Mobile Payment ist nur einer der Bereiche von Fintech. Crowdfunding und die Blockchain-Technologie, auf der unter anderem Bitcoin aufgebaut ist, gehören ebenfalls dazu. Das Spektrum von Akteuren und Technologien ist ebenso vielseitig wie die international und national geltenden Auflagen und Gesetze, beispielsweise zum Schutz von Verbraucherdaten.

Die Fintech-Nation Schweiz

Die Schweizerische Bankiervereinigung hat die Herausforderungen der Digitalisierung frühzeitig erkannt und diese Veränderungen für sich genutzt. Auch die Eidgenössische Finanzmarktaufsicht (Finma) lancierte schon im September 2015 ein Richtungspapier zum Thema und setzte neue Regeln in Kraft, die Fintech-Geschäftsmodelle erleichtern sollen.

Insgesamt gibt es in der Schweiz sehr viel Know-how und Humankapital im Bankwesen und in der Finanz branche.
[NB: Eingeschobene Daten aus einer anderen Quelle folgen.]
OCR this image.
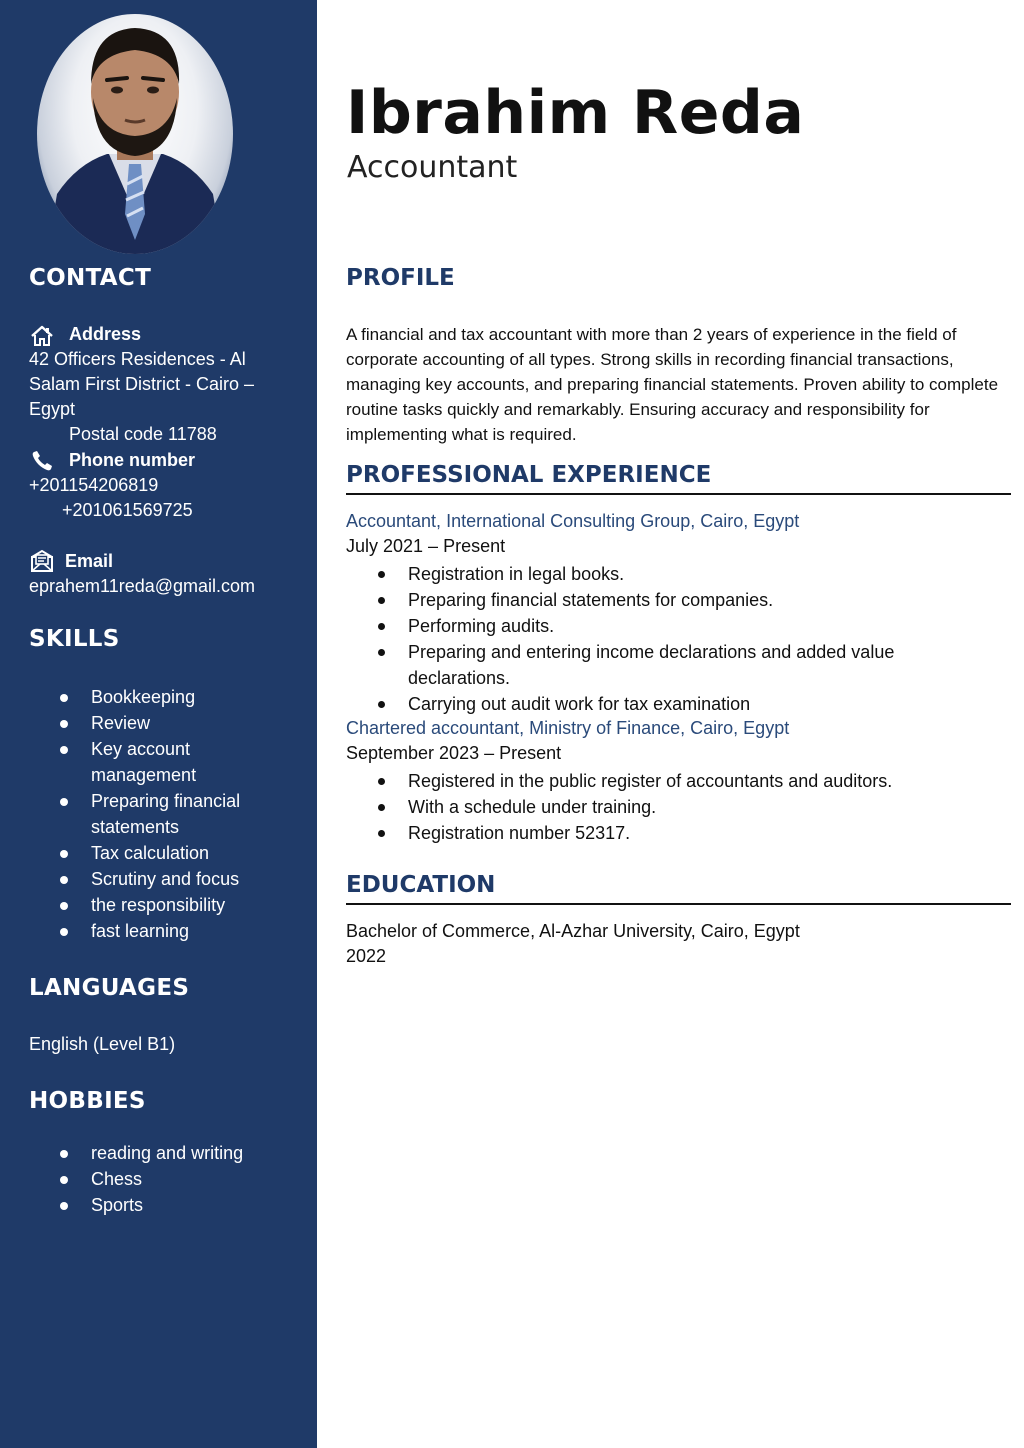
CONTACT

Address

42 Officers Residences - Al

Salam First District - Cairo –

Egypt

Postal code 11788

Phone number

+201154206819

+201061569725

Email

eprahem11reda@gmail.com

SKILLS
Bookkeeping
Review
Key account
management
Preparing financial
statements
Tax calculation
Scrutiny and focus
the responsibility
fast learning
LANGUAGES

English (Level B1)

HOBBIES
reading and writing
Chess
Sports
Ibrahim Reda

Accountant

PROFILE

A financial and tax accountant with more than 2 years of experience in the field of corporate accounting of all types. Strong skills in recording financial transactions, managing key accounts, and preparing financial statements. Proven ability to complete routine tasks quickly and remarkably. Ensuring accuracy and responsibility for implementing what is required.

PROFESSIONAL EXPERIENCE

Accountant, International Consulting Group, Cairo, Egypt

July 2021 – Present

Registration in legal books.
Preparing financial statements for companies.
Performing audits.
Preparing and entering income declarations and added value
declarations.
Carrying out audit work for tax examination

Chartered accountant, Ministry of Finance, Cairo, Egypt

September 2023 – Present

Registered in the public register of accountants and auditors.
With a schedule under training.
Registration number 52317.
EDUCATION

Bachelor of Commerce, Al-Azhar University, Cairo, Egypt

2022
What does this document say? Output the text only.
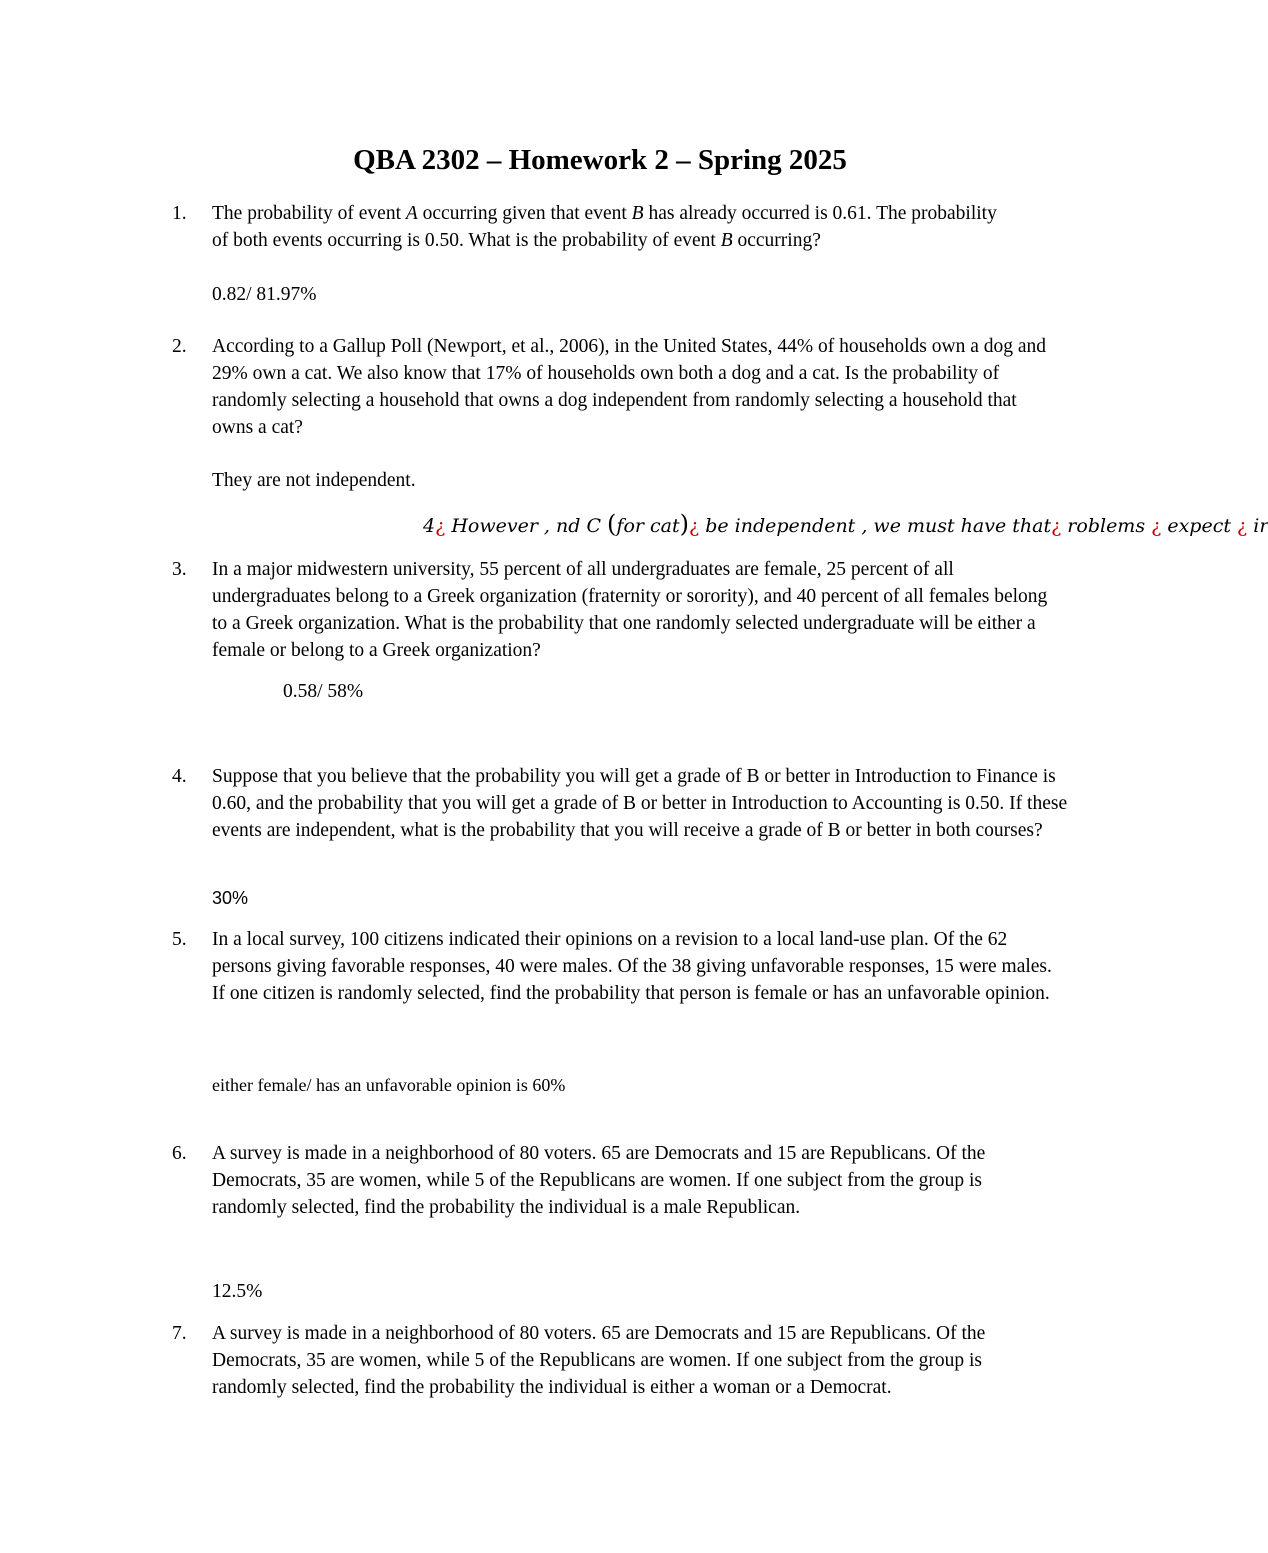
QBA 2302 – Homework 2 – Spring 2025
1. The probability of event A occurring given that event B has already occurred is 0.61. The probability of both events occurring is 0.50. What is the probability of event B occurring?
0.82/ 81.97%
2. According to a Gallup Poll (Newport, et al., 2006), in the United States, 44% of households own a dog and 29% own a cat. We also know that 17% of households own both a dog and a cat. Is the probability of randomly selecting a household that owns a dog independent from randomly selecting a household that owns a cat?
They are not independent.
4¿ However , nd C (for cat)¿ be independent , we must have that¿ roblems ¿ expect ¿ ir
3. In a major midwestern university, 55 percent of all undergraduates are female, 25 percent of all undergraduates belong to a Greek organization (fraternity or sorority), and 40 percent of all females belong to a Greek organization. What is the probability that one randomly selected undergraduate will be either a female or belong to a Greek organization?
0.58/ 58%
4. Suppose that you believe that the probability you will get a grade of B or better in Introduction to Finance is 0.60, and the probability that you will get a grade of B or better in Introduction to Accounting is 0.50. If these events are independent, what is the probability that you will receive a grade of B or better in both courses?
30%
5. In a local survey, 100 citizens indicated their opinions on a revision to a local land-use plan. Of the 62 persons giving favorable responses, 40 were males. Of the 38 giving unfavorable responses, 15 were males. If one citizen is randomly selected, find the probability that person is female or has an unfavorable opinion.
either female/ has an unfavorable opinion is 60%
6. A survey is made in a neighborhood of 80 voters. 65 are Democrats and 15 are Republicans. Of the Democrats, 35 are women, while 5 of the Republicans are women. If one subject from the group is randomly selected, find the probability the individual is a male Republican.
12.5%
7. A survey is made in a neighborhood of 80 voters. 65 are Democrats and 15 are Republicans. Of the Democrats, 35 are women, while 5 of the Republicans are women. If one subject from the group is randomly selected, find the probability the individual is either a woman or a Democrat.
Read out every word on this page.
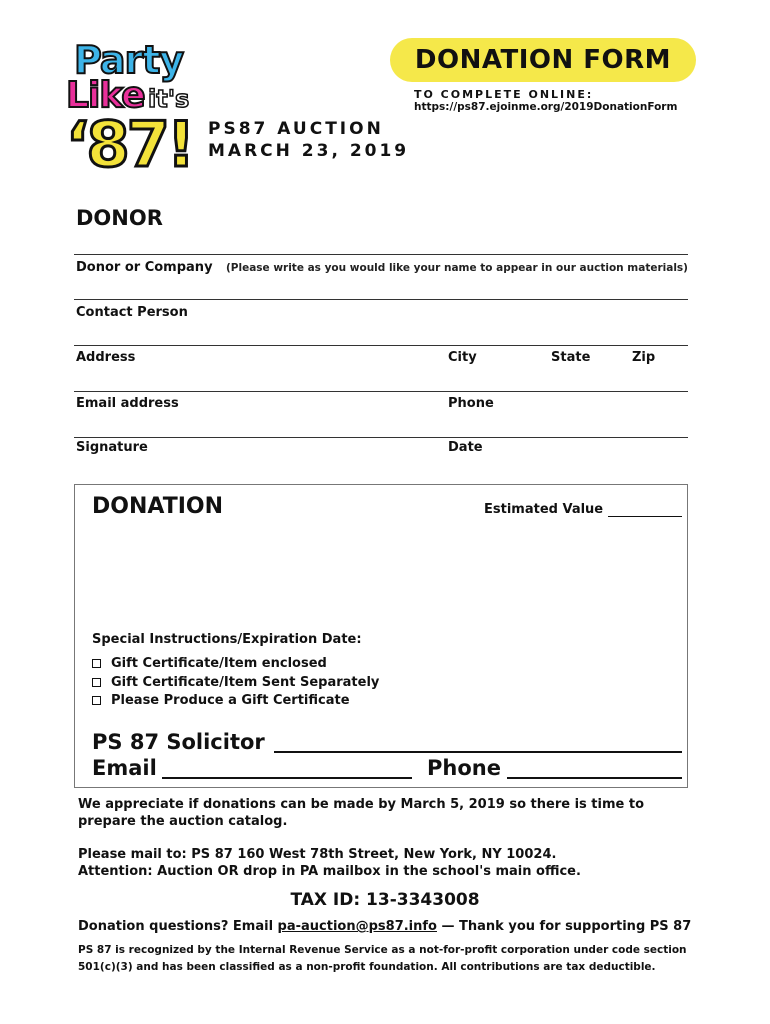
Party
Like it's
‘87!
DONATION FORM
TO COMPLETE ONLINE:
https://ps87.ejoinme.org/2019DonationForm
PS87 AUCTION
MARCH 23, 2019
DONOR
Donor or Company (Please write as you would like your name to appear in our auction materials)
Contact Person
Address	City	State	Zip
Email address	Phone
Signature	Date
DONATION	Estimated Value
Special Instructions/Expiration Date:
Gift Certificate/Item enclosed
Gift Certificate/Item Sent Separately
Please Produce a Gift Certificate
PS 87 Solicitor
Email	Phone
We appreciate if donations can be made by March 5, 2019 so there is time to prepare the auction catalog.
Please mail to: PS 87 160 West 78th Street, New York, NY 10024.
Attention: Auction OR drop in PA mailbox in the school's main office.
TAX ID: 13-3343008
Donation questions? Email pa-auction@ps87.info — Thank you for supporting PS 87
PS 87 is recognized by the Internal Revenue Service as a not-for-profit corporation under code section 501(c)(3) and has been classified as a non-profit foundation. All contributions are tax deductible.
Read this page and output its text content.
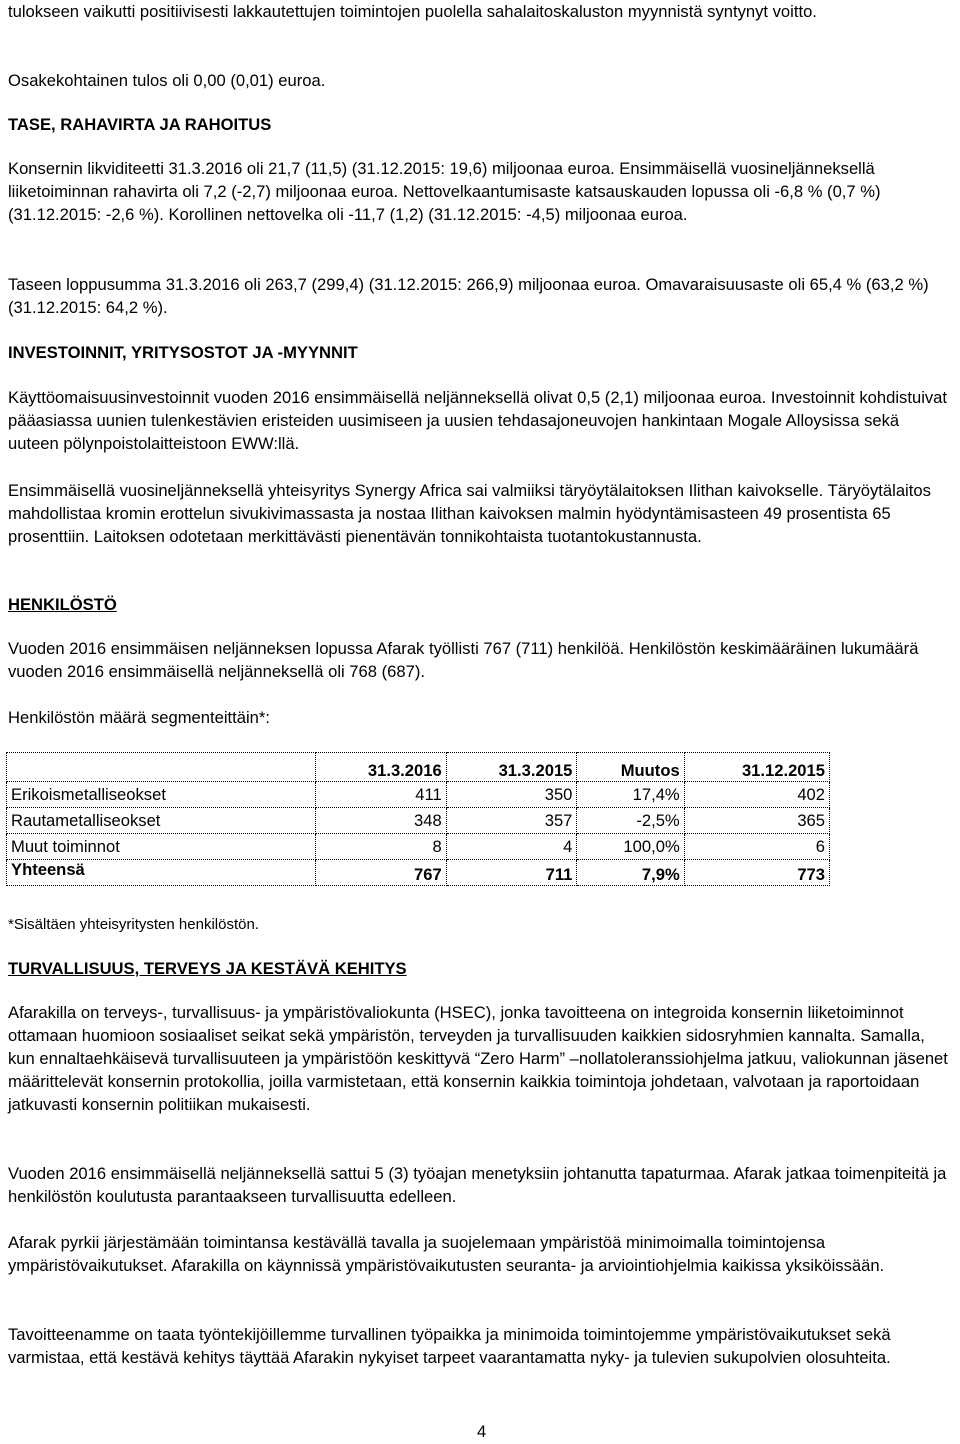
tulokseen vaikutti positiivisesti lakkautettujen toimintojen puolella sahalaitoskaluston myynnistä syntynyt voitto.

Osakekohtainen tulos oli 0,00 (0,01) euroa.

TASE, RAHAVIRTA JA RAHOITUS

Konsernin likviditeetti 31.3.2016 oli 21,7 (11,5) (31.12.2015: 19,6) miljoonaa euroa. Ensimmäisellä vuosineljänneksellä liiketoiminnan rahavirta oli 7,2 (-2,7) miljoonaa euroa. Nettovelkaantumisaste katsauskauden lopussa oli -6,8 % (0,7 %) (31.12.2015: -2,6 %). Korollinen nettovelka oli -11,7 (1,2) (31.12.2015: -4,5) miljoonaa euroa.

Taseen loppusumma 31.3.2016 oli 263,7 (299,4) (31.12.2015: 266,9) miljoonaa euroa. Omavaraisuusaste oli 65,4 % (63,2 %) (31.12.2015: 64,2 %).

INVESTOINNIT, YRITYSOSTOT JA -MYYNNIT

Käyttöomaisuusinvestoinnit vuoden 2016 ensimmäisellä neljänneksellä olivat 0,5 (2,1) miljoonaa euroa. Investoinnit kohdistuivat pääasiassa uunien tulenkestävien eristeiden uusimiseen ja uusien tehdasajoneuvojen hankintaan Mogale Alloysissa sekä uuteen pölynpoistolaitteistoon EWW:llä.

Ensimmäisellä vuosineljänneksellä yhteisyritys Synergy Africa sai valmiiksi täryöytälaitoksen Ilithan kaivokselle. Täryöytälaitos mahdollistaa kromin erottelun sivukivimassasta ja nostaa Ilithan kaivoksen malmin hyödyntämisasteen 49 prosentista 65 prosenttiin. Laitoksen odotetaan merkittävästi pienentävän tonnikohtaista tuotantokustannusta.

HENKILÖSTÖ

Vuoden 2016 ensimmäisen neljänneksen lopussa Afarak työllisti 767 (711) henkilöä. Henkilöstön keskimääräinen lukumäärä vuoden 2016 ensimmäisellä neljänneksellä oli 768 (687).

Henkilöstön määrä segmenteittäin*:

	31.3.2016	31.3.2015	Muutos	31.12.2015
Erikoismetalliseokset	411	350	17,4%	402
Rautametalliseokset	348	357	-2,5%	365
Muut toiminnot	8	4	100,0%	6
Yhteensä	767	711	7,9%	773

*Sisältäen yhteisyritysten henkilöstön.

TURVALLISUUS, TERVEYS JA KESTÄVÄ KEHITYS

Afarakilla on terveys-, turvallisuus- ja ympäristövaliokunta (HSEC), jonka tavoitteena on integroida konsernin liiketoiminnot ottamaan huomioon sosiaaliset seikat sekä ympäristön, terveyden ja turvallisuuden kaikkien sidosryhmien kannalta. Samalla, kun ennaltaehkäisevä turvallisuuteen ja ympäristöön keskittyvä “Zero Harm” –nollatoleranssiohjelma jatkuu, valiokunnan jäsenet määrittelevät konsernin protokollia, joilla varmistetaan, että konsernin kaikkia toimintoja johdetaan, valvotaan ja raportoidaan jatkuvasti konsernin politiikan mukaisesti.

Vuoden 2016 ensimmäisellä neljänneksellä sattui 5 (3) työajan menetyksiin johtanutta tapaturmaa. Afarak jatkaa toimenpiteitä ja henkilöstön koulutusta parantaakseen turvallisuutta edelleen.

Afarak pyrkii järjestämään toimintansa kestävällä tavalla ja suojelemaan ympäristöä minimoimalla toimintojensa ympäristövaikutukset. Afarakilla on käynnissä ympäristövaikutusten seuranta- ja arviointiohjelmia kaikissa yksiköissään.

Tavoitteenamme on taata työntekijöillemme turvallinen työpaikka ja minimoida toimintojemme ympäristövaikutukset sekä varmistaa, että kestävä kehitys täyttää Afarakin nykyiset tarpeet vaarantamatta nyky- ja tulevien sukupolvien olosuhteita.

4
Dies ist eine wesentliche Voraussetzung für das Gründen von Fintechs. Aufgrund dessen ist Fintech in der Schweiz eine der am schnellsten wachsenden Industrien.

Das Angebot an innovativen digitalen Finanzdienstleistungen ist beachtlich. Der Markt ist international kompetitiv und hat sich für weiteres Wachstum gut positioniert. Gab es 2010 erst 24 spezialisierte Schweizer Fintechs, konnten Ende 2015 bereits 162 in die Datenbank aufgenommen werden. Sie alle waren im vergangenen Jahr im Fintech-Bereich aktiv und verfügen über einen Geschäftssitz in der Schweiz.

Xapo, eine auf die Speicherung von Bitcoin spezialisierte Firma, hat beispielsweise ihren Hauptsitz in die Schweiz verlegt, weil die Qualitäten und Rahmenbedingungen des Landes für das Xapo-Geschäftsmodell von großem Vorteil sind: Sicherheit, Stabilität und Unabhängigkeit.

Neben Start-ups wurden Banken sowie Technologie- und Informatikunternehmen einbezogen, die mit ihren Aktivitäten überwiegend im Fintech-Bereich tätig sind. Klares geografisches Fintech-Zentrum ist Zürich (72 Unternehmen), gefolgt von Zug (21 Unternehmen).